不定期更新!?藤原素子の日記帳です。

日々の出来事 〜Diary〜

#317 森岡まさ子ママのこと
2008年05月22日(木)02時27分
森岡まさ子ママが亡くなった。一週間前とのこと。98歳だった。
出会ったのは・・・私が幼少過ぎて覚えがない。
森岡ママのことは、書いても書ききれない。話しても話し足りないだろう。
広島で被爆したご主人と始めたユースホステル。昭和34年、6畳と4畳半だけの部屋で始めたユースホステルには、次第に全国から若者が訪れるようになった。42年にご主人が亡くなった後も、全国的に講演会を行い平和を伝え続けてきたママ。

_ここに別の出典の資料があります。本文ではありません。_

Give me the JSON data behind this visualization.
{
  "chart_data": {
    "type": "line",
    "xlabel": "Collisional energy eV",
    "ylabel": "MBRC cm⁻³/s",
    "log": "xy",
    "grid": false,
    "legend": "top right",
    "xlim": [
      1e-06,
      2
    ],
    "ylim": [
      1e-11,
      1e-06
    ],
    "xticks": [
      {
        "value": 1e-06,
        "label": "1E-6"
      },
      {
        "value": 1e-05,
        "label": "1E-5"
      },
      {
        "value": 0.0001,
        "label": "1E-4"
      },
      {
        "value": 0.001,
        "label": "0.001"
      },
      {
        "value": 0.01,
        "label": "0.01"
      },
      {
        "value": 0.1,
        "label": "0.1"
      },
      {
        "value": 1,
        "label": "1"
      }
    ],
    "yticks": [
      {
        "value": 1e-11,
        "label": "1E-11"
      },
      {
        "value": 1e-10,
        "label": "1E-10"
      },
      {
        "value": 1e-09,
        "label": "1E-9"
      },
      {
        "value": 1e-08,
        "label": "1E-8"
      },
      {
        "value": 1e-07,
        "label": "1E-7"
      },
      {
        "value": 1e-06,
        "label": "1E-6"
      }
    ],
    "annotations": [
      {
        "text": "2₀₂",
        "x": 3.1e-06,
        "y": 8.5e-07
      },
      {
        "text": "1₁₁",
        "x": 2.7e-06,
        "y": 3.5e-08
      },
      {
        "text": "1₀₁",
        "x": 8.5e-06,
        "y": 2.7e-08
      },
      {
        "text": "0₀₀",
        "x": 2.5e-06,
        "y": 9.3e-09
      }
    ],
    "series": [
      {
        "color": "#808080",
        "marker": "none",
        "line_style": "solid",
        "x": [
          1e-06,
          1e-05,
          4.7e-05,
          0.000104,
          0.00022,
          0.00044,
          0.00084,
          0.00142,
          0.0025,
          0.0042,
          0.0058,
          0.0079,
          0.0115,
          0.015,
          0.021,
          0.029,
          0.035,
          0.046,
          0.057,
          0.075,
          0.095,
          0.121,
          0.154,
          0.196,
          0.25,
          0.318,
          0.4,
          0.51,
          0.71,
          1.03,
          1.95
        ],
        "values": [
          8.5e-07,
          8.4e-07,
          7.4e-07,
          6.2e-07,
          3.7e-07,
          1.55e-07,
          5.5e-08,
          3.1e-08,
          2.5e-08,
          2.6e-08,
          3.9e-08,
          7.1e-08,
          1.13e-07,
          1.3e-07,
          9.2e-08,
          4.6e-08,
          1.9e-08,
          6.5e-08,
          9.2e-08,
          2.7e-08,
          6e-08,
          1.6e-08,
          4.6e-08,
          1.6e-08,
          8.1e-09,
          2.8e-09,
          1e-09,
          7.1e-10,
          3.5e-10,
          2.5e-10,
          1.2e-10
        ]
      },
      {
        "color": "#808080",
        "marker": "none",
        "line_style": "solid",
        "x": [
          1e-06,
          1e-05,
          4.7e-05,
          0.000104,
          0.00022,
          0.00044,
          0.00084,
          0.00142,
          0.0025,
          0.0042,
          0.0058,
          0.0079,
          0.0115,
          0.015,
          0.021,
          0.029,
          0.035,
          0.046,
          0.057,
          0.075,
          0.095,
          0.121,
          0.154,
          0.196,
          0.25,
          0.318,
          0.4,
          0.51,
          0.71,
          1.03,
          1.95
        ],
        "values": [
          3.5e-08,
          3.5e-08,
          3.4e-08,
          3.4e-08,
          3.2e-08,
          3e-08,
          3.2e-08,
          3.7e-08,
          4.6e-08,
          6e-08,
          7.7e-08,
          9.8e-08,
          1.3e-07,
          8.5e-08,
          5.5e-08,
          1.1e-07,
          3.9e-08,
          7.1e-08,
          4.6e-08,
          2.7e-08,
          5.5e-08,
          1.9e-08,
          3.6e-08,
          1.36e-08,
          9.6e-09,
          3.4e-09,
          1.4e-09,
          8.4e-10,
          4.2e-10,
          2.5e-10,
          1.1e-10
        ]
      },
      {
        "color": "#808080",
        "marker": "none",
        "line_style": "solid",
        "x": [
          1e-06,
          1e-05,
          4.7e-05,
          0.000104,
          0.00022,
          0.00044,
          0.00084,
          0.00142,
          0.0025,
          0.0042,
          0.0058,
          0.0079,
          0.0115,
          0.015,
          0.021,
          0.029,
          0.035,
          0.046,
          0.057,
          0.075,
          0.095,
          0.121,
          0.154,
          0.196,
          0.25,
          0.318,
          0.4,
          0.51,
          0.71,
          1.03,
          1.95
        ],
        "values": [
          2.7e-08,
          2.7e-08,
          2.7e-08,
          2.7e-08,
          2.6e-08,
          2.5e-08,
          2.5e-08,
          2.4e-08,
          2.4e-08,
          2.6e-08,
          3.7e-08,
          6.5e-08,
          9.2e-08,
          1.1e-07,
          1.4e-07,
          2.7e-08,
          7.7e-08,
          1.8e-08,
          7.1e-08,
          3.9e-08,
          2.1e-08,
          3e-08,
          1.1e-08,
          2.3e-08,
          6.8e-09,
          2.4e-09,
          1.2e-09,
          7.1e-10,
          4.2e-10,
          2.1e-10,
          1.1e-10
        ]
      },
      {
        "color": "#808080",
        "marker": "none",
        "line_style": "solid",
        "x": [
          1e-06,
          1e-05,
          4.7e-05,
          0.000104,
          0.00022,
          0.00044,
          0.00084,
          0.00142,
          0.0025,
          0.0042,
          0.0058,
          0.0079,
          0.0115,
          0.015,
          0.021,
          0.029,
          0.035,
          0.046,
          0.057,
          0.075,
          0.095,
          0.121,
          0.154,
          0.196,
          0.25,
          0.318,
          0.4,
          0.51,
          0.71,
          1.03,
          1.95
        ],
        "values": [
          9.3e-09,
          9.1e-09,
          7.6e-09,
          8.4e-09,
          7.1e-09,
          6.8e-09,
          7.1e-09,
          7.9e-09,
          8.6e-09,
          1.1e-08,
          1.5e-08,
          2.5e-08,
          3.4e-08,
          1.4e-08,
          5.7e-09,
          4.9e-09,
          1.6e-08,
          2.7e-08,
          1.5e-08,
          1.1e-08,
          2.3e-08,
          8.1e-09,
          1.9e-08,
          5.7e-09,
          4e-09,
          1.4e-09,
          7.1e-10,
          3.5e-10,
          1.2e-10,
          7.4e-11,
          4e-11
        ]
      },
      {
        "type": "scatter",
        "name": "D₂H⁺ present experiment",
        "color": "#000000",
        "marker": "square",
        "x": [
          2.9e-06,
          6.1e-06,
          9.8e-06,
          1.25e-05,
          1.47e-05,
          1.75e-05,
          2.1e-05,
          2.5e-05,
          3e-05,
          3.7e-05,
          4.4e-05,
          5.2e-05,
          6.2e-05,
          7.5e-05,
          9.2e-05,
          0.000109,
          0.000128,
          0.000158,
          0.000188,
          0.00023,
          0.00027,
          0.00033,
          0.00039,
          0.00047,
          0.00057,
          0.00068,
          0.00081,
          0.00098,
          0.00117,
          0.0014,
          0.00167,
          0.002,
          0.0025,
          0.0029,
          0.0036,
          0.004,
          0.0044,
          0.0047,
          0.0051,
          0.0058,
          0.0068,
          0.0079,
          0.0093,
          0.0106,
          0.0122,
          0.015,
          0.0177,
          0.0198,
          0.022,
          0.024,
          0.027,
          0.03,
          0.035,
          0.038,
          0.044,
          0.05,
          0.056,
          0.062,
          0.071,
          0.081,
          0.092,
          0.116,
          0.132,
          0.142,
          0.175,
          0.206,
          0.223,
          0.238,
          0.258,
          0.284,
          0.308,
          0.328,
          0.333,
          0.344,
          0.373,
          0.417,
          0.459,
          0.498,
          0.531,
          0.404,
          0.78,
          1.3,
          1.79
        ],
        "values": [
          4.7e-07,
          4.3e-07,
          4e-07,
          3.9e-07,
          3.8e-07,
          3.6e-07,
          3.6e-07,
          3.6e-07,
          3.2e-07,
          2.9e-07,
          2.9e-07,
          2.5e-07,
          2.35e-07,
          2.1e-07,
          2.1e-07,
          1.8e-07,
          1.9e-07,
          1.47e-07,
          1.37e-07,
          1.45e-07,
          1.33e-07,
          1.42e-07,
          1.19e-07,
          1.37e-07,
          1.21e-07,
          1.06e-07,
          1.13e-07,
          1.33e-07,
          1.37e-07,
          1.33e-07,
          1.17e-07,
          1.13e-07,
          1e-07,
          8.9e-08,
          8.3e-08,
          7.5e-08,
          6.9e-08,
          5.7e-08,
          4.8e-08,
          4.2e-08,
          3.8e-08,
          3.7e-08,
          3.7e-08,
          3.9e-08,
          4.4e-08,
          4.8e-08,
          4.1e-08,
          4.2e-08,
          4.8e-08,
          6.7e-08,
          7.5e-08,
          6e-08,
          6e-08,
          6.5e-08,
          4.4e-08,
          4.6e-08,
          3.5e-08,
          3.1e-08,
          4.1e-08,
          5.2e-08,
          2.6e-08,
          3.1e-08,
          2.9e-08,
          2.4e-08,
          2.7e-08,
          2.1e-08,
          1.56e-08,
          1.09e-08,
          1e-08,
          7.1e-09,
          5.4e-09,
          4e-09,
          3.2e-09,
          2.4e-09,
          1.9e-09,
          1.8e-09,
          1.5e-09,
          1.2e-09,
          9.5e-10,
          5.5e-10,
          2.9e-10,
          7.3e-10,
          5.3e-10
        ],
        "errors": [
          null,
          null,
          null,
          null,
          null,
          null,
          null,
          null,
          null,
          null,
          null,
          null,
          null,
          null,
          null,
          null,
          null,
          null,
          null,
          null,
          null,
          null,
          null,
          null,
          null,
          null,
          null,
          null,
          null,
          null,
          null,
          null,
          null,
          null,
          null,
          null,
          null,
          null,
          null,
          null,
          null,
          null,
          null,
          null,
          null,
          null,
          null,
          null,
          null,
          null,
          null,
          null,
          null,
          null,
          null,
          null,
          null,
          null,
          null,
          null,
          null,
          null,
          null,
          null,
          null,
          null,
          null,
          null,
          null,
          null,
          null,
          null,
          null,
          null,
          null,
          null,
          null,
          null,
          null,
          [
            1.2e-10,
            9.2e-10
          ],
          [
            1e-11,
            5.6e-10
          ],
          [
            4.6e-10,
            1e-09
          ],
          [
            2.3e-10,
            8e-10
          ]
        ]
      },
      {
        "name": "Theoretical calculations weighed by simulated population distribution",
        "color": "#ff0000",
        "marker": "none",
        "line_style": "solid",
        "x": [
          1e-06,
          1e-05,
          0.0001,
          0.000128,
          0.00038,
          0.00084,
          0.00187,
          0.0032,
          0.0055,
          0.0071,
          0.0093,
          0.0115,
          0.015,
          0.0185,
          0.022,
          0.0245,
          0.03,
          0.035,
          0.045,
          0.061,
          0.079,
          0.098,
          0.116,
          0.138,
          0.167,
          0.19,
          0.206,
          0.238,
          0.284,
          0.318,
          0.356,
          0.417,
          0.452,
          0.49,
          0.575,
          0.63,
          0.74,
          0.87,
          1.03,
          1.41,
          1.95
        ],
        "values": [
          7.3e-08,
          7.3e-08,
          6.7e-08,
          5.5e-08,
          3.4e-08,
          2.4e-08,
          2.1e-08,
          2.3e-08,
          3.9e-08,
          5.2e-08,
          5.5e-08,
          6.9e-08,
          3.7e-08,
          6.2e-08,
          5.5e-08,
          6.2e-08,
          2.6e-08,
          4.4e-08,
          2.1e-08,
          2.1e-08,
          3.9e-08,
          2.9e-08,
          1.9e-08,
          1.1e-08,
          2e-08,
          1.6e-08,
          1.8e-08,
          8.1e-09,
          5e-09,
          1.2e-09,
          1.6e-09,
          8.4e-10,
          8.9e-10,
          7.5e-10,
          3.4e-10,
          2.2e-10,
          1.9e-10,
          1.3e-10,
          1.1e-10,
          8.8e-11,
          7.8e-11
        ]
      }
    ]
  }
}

思えば私が初めて一人ライブをやったのは、このMGユースだった。当時はシャンソンだけにこだわっていたわけではなく、エノケンの「田舎のモダンボーイ」なども歌ったのだが、実はパパが好きな歌だった(リアルタイムで!)とのことで、ママは大変喜んでくれた。集まってくれた温かいお客さんと、暖炉の上のパパの写真に支えられて、歌うことの喜びを初めて味わった日だった。
それから月日を経て、私のふるさとコンサートで、ママに講演をしていただいたのが3年前。カクシャクとして、いつもいつもおしゃれだった。会うたびに、「素ちゃん、頑張って!」と励ましてくれた。「90歳を過ぎても、いまが青春!」と、張り切っていた。
私が日々の食事に思い入れているのも、ママの影響が大きい。
ずっと自分の身の回りのことは、自分でやっていたママ。ある日お宅に伺うと、朝食を終えたところだった。ご飯茶碗の他に、小鉢や小皿に6、7品ものオカズ。一人なんだから、何でだって済ませて良さそうなものなのに、そこを怠らないのが、美学なのだろう。
生きるという哲学、強い意志、続ける努力。私の生き方を大きく変えた人だった。
天国で、やっとパパと会えたことでしょう。ご冥福をお祈りします。ママ、ありがとうね!